We have forgotten who we are, but that doesn’t mean we can’t begin to remember. We have to deconstruct our own myths, the myths we have taught ourselves through fear and lack of communication. If we were armed with a greater sense of ourselves, that is, a more deeply-founded, more personal understanding of the natural stake we share in one another as human beings, we might be further reminded of our own effectiveness as citizens and engage in our world with renewed, more profound appreciation and enthusiasm, guided by a faith built on love for all that we share. It just has to be taught.

This shift in national awareness would carry over into every aspect of our society and our institutions.  The gun crisis would be resolved through common-sense legislation, while the mentally ill receive the proper care and attention they require. News of sexual harassment would slowly become a thing of the past not necessarily because of specific laws and regulations, but simply because Americans would, over time, fundamentally change in the way they view one other and themselves, as men and women.

Of course this change would would take time. Again, we’d have to deconstruct our own illusions before we even begin to remember Who We Are. That being said, we can begin by changing how we invest in our future. We begin with education.

Every time there is a school shooting, we are reminded of the most painful consequences of our own negligence, and yet we are simultaneously shown the solution crying out to us through the ether, staring at us plainly, facing us in the most clear light of day.

While humanity has mostly advanced through the vision of idealists who were once crazy enough to believe in the world as it would one day turn out to be, it’s necessary to note that the world only turned out that way because enough people were willing to rally behind the idea.

Interestingly enough, idealism, as well as imagination and creativity, are often associated with youth.  I wonder, then, if these tendencies were more deeply explored and developed both in school and at home, whether more people—young and old—might actually rally behind those visions so crazy they just might change the world yet again, pursuits which inherently, by the integrity of their own merit, light the way to a more fulfilling and happier life for communities across this country, and for people throughout the world.

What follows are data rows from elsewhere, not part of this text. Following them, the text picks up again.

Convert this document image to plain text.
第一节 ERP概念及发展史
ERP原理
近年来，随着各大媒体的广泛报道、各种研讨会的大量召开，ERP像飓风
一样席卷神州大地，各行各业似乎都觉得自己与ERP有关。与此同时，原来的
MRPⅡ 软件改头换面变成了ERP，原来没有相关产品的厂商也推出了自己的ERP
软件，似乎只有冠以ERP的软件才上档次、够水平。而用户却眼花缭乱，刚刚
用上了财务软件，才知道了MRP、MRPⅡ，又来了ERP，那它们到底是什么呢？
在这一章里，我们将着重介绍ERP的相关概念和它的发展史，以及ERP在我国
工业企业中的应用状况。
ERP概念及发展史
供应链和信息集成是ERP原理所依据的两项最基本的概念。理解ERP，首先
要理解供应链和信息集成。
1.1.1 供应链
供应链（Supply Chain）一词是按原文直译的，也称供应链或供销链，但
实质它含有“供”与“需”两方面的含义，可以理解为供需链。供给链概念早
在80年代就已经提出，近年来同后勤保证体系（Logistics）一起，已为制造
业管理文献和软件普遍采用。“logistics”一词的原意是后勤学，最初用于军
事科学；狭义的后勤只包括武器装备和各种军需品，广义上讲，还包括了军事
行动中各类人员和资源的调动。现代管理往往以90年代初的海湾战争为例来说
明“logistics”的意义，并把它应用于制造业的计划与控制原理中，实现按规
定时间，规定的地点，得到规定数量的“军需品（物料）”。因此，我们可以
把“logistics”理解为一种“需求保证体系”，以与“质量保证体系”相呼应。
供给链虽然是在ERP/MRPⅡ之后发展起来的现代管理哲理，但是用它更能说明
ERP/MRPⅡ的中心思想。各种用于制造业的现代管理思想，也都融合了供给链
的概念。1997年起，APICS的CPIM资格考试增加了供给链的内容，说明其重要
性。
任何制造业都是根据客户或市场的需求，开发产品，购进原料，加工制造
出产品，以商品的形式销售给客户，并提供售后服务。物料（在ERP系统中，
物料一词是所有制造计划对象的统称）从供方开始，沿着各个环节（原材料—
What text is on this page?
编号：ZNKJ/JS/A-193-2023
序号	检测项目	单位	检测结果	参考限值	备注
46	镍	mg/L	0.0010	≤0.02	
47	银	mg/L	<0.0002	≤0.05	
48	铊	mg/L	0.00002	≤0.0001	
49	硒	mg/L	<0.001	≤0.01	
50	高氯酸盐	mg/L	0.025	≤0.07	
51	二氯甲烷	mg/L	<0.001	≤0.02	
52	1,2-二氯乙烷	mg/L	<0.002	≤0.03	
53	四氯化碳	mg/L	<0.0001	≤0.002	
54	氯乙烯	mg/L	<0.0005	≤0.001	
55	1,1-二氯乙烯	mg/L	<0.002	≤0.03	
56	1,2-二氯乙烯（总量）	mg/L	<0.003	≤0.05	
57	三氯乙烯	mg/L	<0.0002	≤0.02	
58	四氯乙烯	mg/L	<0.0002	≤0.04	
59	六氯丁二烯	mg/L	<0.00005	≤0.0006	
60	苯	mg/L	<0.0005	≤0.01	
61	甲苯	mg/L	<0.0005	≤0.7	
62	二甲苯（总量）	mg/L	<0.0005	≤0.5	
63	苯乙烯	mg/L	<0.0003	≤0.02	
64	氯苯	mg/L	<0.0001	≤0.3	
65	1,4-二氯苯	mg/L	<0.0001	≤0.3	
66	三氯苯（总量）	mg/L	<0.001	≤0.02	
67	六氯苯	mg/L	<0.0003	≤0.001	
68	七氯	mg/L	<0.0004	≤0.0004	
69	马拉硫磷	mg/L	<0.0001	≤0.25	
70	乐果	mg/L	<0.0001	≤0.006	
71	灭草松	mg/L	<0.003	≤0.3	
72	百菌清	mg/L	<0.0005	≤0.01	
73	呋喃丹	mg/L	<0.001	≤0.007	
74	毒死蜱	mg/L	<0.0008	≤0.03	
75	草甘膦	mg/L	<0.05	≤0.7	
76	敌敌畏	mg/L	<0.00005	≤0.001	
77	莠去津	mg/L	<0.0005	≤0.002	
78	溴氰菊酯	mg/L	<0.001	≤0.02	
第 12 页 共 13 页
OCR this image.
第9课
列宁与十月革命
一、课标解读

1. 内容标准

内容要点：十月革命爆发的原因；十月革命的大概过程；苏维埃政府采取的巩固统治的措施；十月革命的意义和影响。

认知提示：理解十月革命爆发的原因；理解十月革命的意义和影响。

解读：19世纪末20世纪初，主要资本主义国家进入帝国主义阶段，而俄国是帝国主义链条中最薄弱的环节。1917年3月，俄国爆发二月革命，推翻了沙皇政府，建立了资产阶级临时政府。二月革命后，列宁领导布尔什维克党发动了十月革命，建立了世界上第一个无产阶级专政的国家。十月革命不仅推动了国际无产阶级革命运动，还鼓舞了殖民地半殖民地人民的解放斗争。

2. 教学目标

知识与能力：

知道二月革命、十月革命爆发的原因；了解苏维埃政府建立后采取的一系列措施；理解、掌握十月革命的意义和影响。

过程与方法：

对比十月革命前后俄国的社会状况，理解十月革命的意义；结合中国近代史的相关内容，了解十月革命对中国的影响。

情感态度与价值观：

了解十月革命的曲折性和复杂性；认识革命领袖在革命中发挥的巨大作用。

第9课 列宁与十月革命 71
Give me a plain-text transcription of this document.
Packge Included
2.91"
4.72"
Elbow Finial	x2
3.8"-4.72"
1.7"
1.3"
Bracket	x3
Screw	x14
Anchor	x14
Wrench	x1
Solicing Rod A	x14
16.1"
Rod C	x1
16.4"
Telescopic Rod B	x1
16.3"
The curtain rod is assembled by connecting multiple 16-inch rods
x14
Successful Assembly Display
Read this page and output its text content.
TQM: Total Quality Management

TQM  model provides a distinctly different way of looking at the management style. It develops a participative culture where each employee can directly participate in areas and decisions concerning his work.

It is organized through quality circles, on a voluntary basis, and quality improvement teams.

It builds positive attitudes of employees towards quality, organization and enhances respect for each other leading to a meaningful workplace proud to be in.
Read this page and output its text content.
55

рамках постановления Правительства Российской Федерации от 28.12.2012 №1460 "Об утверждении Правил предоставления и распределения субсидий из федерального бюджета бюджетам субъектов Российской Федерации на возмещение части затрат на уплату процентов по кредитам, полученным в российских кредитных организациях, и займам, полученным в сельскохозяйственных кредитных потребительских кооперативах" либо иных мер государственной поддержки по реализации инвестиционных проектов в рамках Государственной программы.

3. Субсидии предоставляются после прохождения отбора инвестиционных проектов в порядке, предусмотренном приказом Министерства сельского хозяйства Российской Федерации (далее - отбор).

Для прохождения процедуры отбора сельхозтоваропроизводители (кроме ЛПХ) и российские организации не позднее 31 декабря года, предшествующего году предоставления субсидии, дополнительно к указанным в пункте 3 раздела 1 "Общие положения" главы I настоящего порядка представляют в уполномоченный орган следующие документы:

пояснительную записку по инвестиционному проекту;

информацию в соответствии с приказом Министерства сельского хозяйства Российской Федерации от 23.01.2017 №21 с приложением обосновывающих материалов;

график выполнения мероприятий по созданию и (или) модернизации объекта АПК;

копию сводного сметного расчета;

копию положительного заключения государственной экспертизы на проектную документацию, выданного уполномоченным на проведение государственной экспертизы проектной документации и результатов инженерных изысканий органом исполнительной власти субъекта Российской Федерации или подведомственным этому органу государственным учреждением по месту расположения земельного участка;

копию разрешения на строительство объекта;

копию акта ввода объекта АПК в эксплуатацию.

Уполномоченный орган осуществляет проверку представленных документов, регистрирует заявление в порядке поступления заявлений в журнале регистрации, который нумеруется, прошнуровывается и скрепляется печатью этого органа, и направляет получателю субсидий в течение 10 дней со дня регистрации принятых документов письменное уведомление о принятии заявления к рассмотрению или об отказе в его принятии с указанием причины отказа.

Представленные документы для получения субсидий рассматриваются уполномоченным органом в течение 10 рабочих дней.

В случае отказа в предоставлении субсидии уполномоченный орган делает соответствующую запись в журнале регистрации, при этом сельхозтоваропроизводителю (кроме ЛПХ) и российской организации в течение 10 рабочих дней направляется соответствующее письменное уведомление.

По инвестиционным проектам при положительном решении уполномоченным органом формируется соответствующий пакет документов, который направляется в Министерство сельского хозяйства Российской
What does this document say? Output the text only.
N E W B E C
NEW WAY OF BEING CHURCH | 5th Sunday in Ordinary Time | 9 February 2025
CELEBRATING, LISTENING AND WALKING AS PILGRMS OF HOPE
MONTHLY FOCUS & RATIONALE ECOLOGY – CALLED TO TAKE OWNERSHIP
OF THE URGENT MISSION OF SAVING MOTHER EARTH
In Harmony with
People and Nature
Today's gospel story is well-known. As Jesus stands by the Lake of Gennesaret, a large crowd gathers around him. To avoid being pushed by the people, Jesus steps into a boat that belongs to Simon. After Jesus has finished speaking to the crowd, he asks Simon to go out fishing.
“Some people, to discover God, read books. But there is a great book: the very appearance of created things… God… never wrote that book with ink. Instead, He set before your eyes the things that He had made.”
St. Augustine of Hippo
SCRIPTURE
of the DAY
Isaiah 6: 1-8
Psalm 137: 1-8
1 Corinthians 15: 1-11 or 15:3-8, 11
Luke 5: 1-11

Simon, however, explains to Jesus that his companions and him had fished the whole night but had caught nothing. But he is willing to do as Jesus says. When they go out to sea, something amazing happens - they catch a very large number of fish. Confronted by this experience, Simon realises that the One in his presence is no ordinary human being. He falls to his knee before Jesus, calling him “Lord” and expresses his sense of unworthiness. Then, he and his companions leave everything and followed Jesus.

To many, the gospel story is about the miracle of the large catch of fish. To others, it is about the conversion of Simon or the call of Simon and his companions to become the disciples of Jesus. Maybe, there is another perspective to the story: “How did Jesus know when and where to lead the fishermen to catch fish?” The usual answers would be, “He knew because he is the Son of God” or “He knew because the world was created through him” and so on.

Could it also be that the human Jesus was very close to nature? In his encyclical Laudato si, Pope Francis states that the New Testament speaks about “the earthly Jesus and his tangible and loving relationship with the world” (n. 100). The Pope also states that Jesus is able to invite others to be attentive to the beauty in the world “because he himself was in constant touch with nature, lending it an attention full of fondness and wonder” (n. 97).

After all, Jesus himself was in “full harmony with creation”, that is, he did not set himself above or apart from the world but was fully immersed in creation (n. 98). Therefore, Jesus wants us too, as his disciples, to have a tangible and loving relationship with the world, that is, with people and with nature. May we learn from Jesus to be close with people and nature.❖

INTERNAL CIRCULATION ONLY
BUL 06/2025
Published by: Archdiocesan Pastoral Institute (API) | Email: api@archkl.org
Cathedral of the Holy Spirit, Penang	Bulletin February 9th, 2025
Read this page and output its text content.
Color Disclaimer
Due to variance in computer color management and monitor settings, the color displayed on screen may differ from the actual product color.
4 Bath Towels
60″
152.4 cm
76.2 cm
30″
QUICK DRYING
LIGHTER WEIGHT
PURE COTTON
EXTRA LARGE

If there is but one singular calling for we who walk this earth, surely it amounts to leaving it in a better state than that in which we found it.  Like the most skilled grower who plants a seed into the ground, nourishes it with food and water, and tends to it with persistent care and devotion as it flourishes into adulthood; so too must we care for those who follow us in life, those to whom we pass the torch as they lead us all into a better, brighter future.